Assessment of Different Machine Learning Techniques for Multivariate Radiation Pneumonitis Modeling
S Lee1*, J Bradley2, N Ybarra1, K Jeyaseelan1, J Seuntjens1, I El Naqa1, (1) Medical Physics Unit, McGill University, Montreal, QC, (2) Washington University School of Medicine, St. Louis, MOTU-G-108-5 Tuesday 4:30PM - 6:00PM Room: 108
Purpose: We intended to perform an independent verification of different machine learning methods for inferring radiation pneumonitis (RP) risk from patient-specific biological and dosimetric information
Methods:29 NSCLC patients who received chemoradiation were recruited from two institutions (22 from WUSTL, 7 from McGill). Blood samples were collected from each patient before and during radiotherapy (RT). From each sample the concentration of the five following candidate biomarkers were measured: alpha-2-macroglobulin (α2M), angiotensin converting enzyme (ACE), transforming growth factor β (TGF-β), interleukin-6 (IL-6), and osteopontin (OPN). Dimensionality of the raw biomarker data was reduced by a semi-supervised variable selection scheme. The reduced biomarker variables along with three known dosimetric RP predictors (mean lung dose, V20, tumor position in superior-inferior direction of the lung) were used as features for classifying high RP risk (CTCAE grade 2 or higher) patients. Four different machine learning methods (Bayesian Network, Logistic Regression, Naive Bayes, Support Vector Machine) were used for training classifiers on the WUSTL subset and were tested with respect to classification performance on the McGill subset.

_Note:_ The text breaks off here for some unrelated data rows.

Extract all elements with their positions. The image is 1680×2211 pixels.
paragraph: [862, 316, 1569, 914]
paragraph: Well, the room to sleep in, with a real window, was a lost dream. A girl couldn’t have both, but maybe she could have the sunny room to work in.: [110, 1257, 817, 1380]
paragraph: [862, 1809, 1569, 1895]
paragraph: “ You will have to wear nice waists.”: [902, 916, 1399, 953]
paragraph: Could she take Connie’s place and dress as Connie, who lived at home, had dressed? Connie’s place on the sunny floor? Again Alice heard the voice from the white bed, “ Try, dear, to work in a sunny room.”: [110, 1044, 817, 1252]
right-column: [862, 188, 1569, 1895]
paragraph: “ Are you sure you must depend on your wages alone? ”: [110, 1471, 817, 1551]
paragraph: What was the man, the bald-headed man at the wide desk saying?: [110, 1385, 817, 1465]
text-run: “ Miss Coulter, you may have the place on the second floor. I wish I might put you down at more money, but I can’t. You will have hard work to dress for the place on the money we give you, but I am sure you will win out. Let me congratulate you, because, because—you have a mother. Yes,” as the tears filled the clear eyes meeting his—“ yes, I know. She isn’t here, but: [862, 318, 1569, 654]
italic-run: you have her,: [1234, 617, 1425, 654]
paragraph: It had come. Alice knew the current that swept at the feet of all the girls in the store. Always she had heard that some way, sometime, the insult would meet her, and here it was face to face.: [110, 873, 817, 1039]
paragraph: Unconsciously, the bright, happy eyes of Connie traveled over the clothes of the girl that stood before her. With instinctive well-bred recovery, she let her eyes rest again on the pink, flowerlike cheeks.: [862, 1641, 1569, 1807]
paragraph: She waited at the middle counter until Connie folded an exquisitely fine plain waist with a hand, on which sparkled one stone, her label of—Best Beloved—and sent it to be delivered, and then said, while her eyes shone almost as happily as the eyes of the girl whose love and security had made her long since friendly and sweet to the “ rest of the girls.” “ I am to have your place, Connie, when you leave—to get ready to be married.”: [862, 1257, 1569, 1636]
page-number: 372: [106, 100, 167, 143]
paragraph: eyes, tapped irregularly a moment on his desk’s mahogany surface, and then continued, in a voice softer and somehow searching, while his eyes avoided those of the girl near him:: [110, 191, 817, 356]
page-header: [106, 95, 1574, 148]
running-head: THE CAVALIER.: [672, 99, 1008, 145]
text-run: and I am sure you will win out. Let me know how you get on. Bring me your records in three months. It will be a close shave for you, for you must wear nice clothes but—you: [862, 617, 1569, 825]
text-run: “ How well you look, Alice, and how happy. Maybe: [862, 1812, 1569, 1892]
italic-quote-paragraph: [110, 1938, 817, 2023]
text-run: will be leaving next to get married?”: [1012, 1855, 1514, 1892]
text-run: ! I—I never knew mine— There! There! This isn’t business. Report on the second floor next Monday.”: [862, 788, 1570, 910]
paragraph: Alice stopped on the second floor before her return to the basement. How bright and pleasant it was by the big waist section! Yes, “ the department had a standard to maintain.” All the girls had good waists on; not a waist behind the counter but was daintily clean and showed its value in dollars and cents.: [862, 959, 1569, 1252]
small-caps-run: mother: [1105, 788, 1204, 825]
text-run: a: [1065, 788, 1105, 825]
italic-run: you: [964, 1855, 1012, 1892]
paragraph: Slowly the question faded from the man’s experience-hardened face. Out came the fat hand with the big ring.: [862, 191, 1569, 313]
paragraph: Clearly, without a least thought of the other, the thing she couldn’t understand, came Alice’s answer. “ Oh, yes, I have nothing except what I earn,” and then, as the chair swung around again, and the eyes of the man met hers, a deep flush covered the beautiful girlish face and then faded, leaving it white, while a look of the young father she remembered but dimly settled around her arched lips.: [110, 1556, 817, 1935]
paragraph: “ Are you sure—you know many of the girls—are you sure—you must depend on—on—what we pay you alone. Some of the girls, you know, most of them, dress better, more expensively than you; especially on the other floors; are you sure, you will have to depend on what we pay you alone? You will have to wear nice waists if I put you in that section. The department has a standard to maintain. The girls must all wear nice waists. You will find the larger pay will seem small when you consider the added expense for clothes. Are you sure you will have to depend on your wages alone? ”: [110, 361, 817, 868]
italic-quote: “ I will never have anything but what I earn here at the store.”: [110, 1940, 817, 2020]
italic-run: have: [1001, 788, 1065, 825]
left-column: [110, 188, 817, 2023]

Results:The following 4 biomarker variables were chosen by the variable filtering: (1) pre-RT concentration level of α2M, (2) ratio of pre- to intra-RT levels of α2M, (3) intra-RT ACE level, (4) intra-RT TGFβ level. The best performance was achieved by Support Vector Machine in terms of classification accuracy (85.71%) and the area under the ROC curve (AUC) (0.9167). Bayesian Network recorded the same accuracy and slightly lower AUC (0.8750). Less accurate models were Naive Bayes and logistic regression in which overfitting was predominant with the largest difference in classification performance between the training and the testing dataset.
Conclusion:Preliminary results from this ongoing study suggests the need of a machine learning approach capable of modeling inter-relation between physical and biological variables where commonly used multivariate logistic regression would be inappropriate.